Como hemos demostrado, el
voto preferencial se implementó en el Perú desde la elección para la Asamblea
Constituyente de 1978, aún sigue en vigencia. En cada elección para el
Parlamento, vemos la lucha cainita que todos los candidatos tienen dentro de su
partido político por un determinado número preferencial además en las
elecciones generales propiamente dichas, los partidos políticos se subdividen
al extremo con esta campaña por el voto preferencial, todas las principales
avenidas de las principales ciudades peruanas son inundadas con pancartas sobre
los votos preferenciales de cada partido político, en lugar de centralizar sus
fuerzas para obtener más escaños.
Es válido mencionar que
los defensores del voto preferencial, a los cuales no me encuentro, sostienen
que robustece a la democracia representativa porque permite al elector decidir
quién debería ser el parlamentario, pero en el caso del Perú es todo lo
contrario, porque salvo el APRA y el PPC, los demás no son partidos, son
franquicias electorales conformados por aventureros, no hay democracia interna,
como hemos visto. Salvo el APRA, las demás organizaciones partidarias han aprobado
por delegados sus listas parlamentarias es decir el dueño de dicho partido ha
decido quien va en los primeros lugares como en los últimos lugares, la
dedocracia del señor todo poderoso es quien impera, no hay respeto al militante
de base, la democracia representativa es burlada por aquellos políticos que se
creen los predestinados de la historia. Solo el voto preferencial tendría
sentido si hubiera auténtica democracia interna en todos los partidos políticos,
situación difícil en este país donde impera la informalidad.

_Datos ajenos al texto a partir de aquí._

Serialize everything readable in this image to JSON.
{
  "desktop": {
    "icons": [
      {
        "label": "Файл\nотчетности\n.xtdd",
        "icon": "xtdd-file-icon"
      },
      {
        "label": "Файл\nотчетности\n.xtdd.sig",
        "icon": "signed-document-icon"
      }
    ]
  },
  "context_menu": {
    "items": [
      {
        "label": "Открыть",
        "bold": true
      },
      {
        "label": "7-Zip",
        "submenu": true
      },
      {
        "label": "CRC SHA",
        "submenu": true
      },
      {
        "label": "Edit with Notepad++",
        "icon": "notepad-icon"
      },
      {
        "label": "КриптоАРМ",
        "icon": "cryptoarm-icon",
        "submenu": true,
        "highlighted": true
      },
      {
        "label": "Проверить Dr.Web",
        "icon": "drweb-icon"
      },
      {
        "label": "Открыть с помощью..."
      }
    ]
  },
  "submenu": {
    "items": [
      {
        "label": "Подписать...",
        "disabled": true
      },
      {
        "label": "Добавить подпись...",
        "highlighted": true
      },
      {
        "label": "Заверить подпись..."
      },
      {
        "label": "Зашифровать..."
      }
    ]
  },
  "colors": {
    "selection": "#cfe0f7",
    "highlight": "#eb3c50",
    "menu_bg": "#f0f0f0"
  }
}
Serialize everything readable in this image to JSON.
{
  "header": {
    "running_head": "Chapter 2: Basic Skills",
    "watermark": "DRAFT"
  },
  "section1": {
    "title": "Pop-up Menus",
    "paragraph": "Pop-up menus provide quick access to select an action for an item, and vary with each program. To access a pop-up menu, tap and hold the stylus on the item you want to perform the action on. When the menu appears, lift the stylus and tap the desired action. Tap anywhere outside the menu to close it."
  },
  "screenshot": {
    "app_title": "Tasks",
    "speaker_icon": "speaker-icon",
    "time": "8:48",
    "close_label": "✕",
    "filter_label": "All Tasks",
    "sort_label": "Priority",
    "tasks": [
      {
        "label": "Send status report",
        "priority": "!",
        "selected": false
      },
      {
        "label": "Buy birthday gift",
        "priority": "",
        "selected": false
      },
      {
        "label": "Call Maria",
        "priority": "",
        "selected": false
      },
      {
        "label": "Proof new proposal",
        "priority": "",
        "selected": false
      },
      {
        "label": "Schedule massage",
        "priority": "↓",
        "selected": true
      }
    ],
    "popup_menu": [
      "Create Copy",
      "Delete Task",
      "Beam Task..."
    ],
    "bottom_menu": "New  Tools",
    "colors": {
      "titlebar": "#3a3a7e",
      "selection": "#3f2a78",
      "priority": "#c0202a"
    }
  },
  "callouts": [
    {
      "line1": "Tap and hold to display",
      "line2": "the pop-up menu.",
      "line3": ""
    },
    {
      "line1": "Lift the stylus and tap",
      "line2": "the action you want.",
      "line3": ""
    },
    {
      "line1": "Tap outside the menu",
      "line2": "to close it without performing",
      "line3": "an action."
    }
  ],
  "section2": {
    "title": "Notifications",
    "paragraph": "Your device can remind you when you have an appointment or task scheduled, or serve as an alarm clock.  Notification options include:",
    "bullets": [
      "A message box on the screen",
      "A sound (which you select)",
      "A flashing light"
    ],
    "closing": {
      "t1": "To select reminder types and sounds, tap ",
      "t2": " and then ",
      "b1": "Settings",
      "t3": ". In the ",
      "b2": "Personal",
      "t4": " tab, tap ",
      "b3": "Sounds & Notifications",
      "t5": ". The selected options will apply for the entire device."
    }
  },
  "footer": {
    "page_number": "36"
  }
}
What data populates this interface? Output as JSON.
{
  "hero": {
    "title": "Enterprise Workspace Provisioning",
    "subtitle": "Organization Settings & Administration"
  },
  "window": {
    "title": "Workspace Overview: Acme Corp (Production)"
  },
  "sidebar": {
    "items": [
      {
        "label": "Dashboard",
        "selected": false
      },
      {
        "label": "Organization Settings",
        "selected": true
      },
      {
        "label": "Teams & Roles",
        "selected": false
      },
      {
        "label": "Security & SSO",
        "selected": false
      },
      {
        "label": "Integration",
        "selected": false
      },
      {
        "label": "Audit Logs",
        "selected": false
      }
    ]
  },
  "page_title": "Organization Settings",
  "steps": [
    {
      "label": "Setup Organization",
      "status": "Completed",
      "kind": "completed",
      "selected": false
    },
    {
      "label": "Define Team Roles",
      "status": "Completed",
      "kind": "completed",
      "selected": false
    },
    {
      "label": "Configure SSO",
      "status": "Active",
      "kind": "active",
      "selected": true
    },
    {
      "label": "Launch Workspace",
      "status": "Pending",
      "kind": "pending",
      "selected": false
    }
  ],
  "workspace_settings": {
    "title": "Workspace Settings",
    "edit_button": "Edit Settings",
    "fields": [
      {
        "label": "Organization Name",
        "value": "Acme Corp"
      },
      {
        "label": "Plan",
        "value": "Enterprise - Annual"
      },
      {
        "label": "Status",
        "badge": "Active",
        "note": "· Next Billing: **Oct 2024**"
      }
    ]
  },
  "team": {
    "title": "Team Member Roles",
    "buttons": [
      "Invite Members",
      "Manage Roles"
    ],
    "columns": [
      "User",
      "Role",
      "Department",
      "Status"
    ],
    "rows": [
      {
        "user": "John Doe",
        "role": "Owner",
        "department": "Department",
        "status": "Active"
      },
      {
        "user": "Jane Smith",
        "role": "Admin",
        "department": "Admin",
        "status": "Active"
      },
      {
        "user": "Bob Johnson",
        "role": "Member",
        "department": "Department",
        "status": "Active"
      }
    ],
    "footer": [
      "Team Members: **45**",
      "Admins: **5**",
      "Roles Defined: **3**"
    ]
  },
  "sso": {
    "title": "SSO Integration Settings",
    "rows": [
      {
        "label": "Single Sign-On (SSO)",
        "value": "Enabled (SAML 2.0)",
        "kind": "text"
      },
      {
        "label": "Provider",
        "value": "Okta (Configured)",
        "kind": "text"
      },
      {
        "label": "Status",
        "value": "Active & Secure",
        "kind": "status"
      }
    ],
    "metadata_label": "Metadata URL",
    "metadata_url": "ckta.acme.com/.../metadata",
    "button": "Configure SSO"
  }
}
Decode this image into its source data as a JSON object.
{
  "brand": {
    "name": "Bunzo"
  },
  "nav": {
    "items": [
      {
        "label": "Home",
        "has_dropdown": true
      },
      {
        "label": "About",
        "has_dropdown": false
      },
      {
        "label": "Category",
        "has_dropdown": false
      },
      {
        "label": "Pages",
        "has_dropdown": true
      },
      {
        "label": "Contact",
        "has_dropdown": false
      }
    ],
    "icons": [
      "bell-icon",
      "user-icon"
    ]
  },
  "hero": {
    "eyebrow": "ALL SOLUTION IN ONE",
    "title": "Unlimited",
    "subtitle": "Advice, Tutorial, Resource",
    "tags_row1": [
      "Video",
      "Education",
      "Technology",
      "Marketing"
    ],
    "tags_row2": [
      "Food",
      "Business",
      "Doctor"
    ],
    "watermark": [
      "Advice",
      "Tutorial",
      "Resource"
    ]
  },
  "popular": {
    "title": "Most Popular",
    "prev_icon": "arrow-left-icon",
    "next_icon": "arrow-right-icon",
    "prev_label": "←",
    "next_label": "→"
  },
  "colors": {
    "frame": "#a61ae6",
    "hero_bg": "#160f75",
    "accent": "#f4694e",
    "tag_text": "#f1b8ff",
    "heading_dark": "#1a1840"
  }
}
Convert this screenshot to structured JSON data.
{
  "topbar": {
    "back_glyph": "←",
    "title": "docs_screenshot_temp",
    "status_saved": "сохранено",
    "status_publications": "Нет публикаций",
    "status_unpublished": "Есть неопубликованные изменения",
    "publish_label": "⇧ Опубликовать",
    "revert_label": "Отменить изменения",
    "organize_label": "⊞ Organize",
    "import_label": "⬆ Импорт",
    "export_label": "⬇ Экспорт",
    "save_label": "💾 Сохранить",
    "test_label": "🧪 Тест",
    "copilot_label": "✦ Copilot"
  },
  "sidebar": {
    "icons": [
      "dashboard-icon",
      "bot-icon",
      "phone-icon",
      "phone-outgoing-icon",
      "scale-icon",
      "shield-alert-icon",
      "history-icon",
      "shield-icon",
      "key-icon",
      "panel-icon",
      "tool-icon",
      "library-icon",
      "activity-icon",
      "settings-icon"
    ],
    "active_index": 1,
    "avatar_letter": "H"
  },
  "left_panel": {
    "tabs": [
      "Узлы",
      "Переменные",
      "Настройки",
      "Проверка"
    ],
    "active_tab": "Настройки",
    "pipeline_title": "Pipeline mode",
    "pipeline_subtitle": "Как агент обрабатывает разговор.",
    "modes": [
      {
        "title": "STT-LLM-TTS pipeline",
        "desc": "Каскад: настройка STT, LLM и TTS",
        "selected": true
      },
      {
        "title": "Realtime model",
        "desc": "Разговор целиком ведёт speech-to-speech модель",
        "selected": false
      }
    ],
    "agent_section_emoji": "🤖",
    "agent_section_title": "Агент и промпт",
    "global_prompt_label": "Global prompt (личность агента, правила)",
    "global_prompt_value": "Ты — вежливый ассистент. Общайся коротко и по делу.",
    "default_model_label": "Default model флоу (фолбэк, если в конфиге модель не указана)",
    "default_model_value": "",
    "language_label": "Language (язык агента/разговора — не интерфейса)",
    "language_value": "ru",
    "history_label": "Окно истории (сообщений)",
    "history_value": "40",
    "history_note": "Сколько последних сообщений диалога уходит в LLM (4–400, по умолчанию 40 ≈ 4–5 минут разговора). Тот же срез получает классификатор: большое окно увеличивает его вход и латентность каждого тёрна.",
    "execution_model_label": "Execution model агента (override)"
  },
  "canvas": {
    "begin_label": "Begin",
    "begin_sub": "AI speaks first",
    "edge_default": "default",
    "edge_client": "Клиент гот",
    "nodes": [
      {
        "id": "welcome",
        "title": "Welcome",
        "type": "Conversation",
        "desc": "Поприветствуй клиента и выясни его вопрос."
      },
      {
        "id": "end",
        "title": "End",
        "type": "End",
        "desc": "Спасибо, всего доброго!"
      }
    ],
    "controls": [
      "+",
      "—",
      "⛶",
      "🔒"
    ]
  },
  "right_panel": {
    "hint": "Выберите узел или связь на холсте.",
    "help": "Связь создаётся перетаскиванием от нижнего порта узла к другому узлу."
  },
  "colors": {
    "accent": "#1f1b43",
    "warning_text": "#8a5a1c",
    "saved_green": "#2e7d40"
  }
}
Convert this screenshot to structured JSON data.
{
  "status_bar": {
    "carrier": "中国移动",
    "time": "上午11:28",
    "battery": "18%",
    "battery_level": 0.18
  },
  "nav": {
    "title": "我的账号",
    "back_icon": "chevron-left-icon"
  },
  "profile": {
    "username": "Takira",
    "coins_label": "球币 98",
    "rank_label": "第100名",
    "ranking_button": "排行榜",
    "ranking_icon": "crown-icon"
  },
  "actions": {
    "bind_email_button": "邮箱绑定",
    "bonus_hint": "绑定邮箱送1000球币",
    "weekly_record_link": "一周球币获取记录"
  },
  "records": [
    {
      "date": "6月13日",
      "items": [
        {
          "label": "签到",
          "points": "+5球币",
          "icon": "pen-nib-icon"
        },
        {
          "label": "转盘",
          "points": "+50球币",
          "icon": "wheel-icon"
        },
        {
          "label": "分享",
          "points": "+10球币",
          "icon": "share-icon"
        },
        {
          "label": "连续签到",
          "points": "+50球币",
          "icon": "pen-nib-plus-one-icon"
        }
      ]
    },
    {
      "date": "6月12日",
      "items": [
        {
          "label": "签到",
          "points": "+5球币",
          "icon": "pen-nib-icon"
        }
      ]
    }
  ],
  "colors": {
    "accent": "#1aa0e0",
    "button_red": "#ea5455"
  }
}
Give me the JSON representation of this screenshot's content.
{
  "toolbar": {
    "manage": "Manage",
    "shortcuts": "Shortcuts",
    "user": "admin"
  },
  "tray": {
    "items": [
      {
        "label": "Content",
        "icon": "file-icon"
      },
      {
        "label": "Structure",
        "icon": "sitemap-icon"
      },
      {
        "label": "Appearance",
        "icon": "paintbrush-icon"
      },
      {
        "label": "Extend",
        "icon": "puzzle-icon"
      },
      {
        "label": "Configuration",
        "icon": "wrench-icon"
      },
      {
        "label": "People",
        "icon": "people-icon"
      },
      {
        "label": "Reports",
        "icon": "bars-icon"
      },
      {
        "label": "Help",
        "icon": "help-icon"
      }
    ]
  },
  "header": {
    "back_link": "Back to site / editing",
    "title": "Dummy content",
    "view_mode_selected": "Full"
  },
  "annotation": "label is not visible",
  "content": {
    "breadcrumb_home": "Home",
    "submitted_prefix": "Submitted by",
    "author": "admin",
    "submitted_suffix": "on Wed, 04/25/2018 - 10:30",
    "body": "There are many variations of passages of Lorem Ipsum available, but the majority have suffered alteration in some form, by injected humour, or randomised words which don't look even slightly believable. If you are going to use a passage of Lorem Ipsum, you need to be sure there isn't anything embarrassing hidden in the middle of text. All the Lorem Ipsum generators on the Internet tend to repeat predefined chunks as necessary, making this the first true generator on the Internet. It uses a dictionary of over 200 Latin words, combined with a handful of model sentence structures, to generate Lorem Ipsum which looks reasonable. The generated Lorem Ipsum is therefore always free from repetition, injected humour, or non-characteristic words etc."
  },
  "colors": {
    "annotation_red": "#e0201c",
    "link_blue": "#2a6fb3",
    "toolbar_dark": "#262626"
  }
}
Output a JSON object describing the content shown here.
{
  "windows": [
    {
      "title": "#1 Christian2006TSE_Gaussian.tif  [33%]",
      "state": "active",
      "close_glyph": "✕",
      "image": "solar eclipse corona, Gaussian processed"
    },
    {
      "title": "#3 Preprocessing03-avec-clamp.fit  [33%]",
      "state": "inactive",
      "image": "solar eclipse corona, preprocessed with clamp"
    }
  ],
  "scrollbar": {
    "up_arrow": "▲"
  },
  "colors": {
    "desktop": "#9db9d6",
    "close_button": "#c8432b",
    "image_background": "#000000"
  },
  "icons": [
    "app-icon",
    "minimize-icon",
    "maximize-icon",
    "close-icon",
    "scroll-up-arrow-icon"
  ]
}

Finalmente, mencionamos lo
siguiente: Países democráticos por vocación tienen listas cerradas para el
Parlamento como Francia, cuna del liberalismo político, España, Portugal además
la primera democracia liberal y representativa del mundo, los Estados Unidos de
América tiene lista cerrada para elegir a sus diputados y senadores. Esta
verdad demuestra que un voto de lista cerrada no es para nada antidemocrático.
A modo de conclusión,
consideramos que debe haber un debate nacional sobre el voto preferencial que
ha terminado en degenerar en una guerra cainita entre todos los candidatos de
los diferentes partidos políticos por lo cual en este momento considero que el
voto preferencial no tiene sentido y debería ser eliminado en el Perú, pero que
cada partido político sea obligado por ley a realizar elecciones internas para
elegir sus candidatos a diputado, senador y parlamento andino, claro como
escribí en mi artículo del lunes anterior, tampoco debería haber alternancia ni
paridad para las listas del parlamento bicameral, Parlamento Andino, Consejos
regionales ni regidurías en el Perú. Ojalá el próximo parlamento tengo el
coraje y la frontalidad para hacer estas reformas electorales necesarias para
un mejor Perú mirando al siglo XXII.